Oftmals fand Pechstein seine Motive draußen, in der freien Natur. Zusammen mit den anderen »Brücke«-Künstlern malte er Akte im Wald oder an den Seen rund um Dresden. Während seiner Aufenthalte auf der Kurischen Nehrung in der Künstlerkolonie Nidden im heutigen Litauen – damals noch Ostpreußen – entstand seine Vorliebe für Meereslandschaften, die Pechstein häufig im Motiv des Bootes und der Fischer zum Ausdruck brachte. Auch in unserem Werk »Keitelkähne« – das Wort Keitel bezeichnet hierbei ein trichterförmiges Schleppnetz – zeigt Pechstein das kleine Fischerdorf Nidden bei seinem fünften Besuch im Jahr 1920. Noch im selben Jahr malte er die Serie »Fischerleben«, von der der Großteil im Zweiten Weltkrieg zerstört wurde. Diese Serie konzentriert sich auf das Alltagsleben eines Fischers und seines Dorfes und zeigt eine Welt, die der der Keitelkähne ähnelt und in der die Menschen untereinander und mit der Welt im Frieden leben.

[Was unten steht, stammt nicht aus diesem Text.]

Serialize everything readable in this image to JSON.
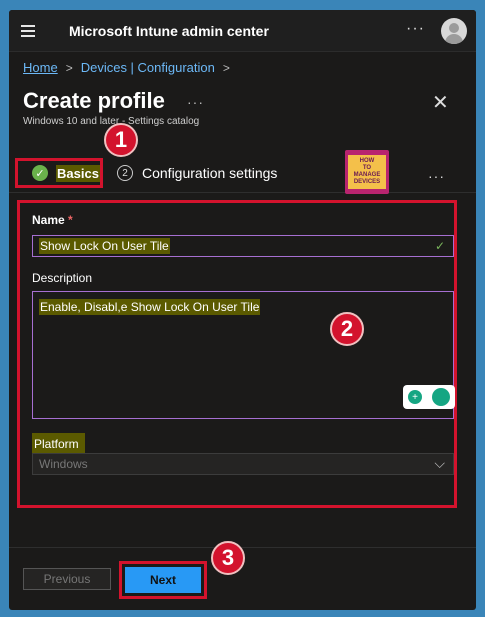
{
  "app": {
    "title": "Microsoft Intune admin center"
  },
  "breadcrumb": {
    "home": "Home",
    "item": "Devices | Configuration"
  },
  "page": {
    "title": "Create profile",
    "subtitle": "Windows 10 and later - Settings catalog"
  },
  "steps": [
    {
      "label": "Basics",
      "status": "complete"
    },
    {
      "number": "2",
      "label": "Configuration settings",
      "status": "pending"
    }
  ],
  "logo": {
    "lines": [
      "HOW",
      "TO",
      "MANAGE",
      "DEVICES"
    ]
  },
  "form": {
    "name": {
      "label": "Name",
      "required_mark": "*",
      "value": "Show Lock On User Tile"
    },
    "description": {
      "label": "Description",
      "value": "Enable, Disabl,e Show Lock On User Tile"
    },
    "platform": {
      "label": "Platform",
      "value": "Windows"
    }
  },
  "footer": {
    "previous_label": "Previous",
    "next_label": "Next"
  },
  "callouts": [
    "1",
    "2",
    "3"
  ],
  "colors": {
    "accent": "#2899f5",
    "highlight_border": "#d3132d",
    "success": "#6ab24b",
    "input_border": "#a66fd1"
  },
  "icons": [
    "hamburger-icon",
    "more-icon",
    "avatar-icon",
    "close-icon",
    "check-icon",
    "chevron-down-icon",
    "grammarly-icon"
  ]
}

Kräftige, komplementäre Rot-, Gelb- und Blautöne definieren die Boote, das sandige Ufer und das Meer auf eindrucksvolle Weise. Die Formensprache aus klar voneinander abgegrenzten, konturierten Farbfeldern enthält Anklänge an japanische Holzschnitttechnik. Die Wertschätzung des ländlichen, ruhigen Lebens, hier exemplarisch gezeigt in der romantischen, vorindustriellen Landschaft Niddens, bringt Pechsteins Wunsch zum Ausdruck, sich von den Schrecken, die er während des Ersten Weltkrieges erlebt hatte, zu entfernen. Vielleicht sogar, sich von der modernen Welt und ihrer fehlenden Harmonie zurückzuziehen.

Eine außergewöhnliche Besonderheit stellt die Tatsache dar, dass sich auf der Rückseite der Leinwand ein weiteres, voll gültiges und durchgemaltes Gemälde des Künstlers befindet. Dargestellt ist Pechsteins ältester Sohn Frank mit seinem Kindermädchen Anna Gärtner. Wachsam hütend positioniert der Künstler Anna in zärtlicher Nähe zu dem damals siebenjährigen Jungen, der mit aufmerksamem Blick aus dem Bildraum herausblickt. Auch hier hat Pechstein das Meer und den Himmel in luminösen, kraftvollen Farben dargestellt. Sein sicherer Pinselstrich und die intensive Farbigkeit verdeutlichen seine Beherrschung des expressionistischen Stils und der Fähigkeit, die unmittelbare Atmosphäre in ihrer überschäumenden Schönheit einzufangen.

Dieses Porträt war ursprünglich ein Geschenk an Pechsteins ehemaligen Hausarzt und Nachbarn. Dessen Witwe erinnerte sich später, dass das Sujet nicht allzu sehr gefiel, sodass Pechstein ihm noch im selben Jahr die prachtvolle Darstellung auf der heutigen Vorderseite auf die umgspannte ehemalige Leinwand-Rückseite malte. Eine Seltenheit, die dieses Werk zu etwas ganz Besonderem macht.

Über Hermann Max Pechstein

Der Expressionist Hermann Max Pechstein war Mitglied der „Brücke“, Mitbegründer der Neuen Secession in Berlin. Typisch für Pechstein sind seine leuchtenden Farben, die er in seinen Gemälden und seinen Arbeiten auf Papier in einem spannenden Kontrast zueinander auf den Malgrund setzt.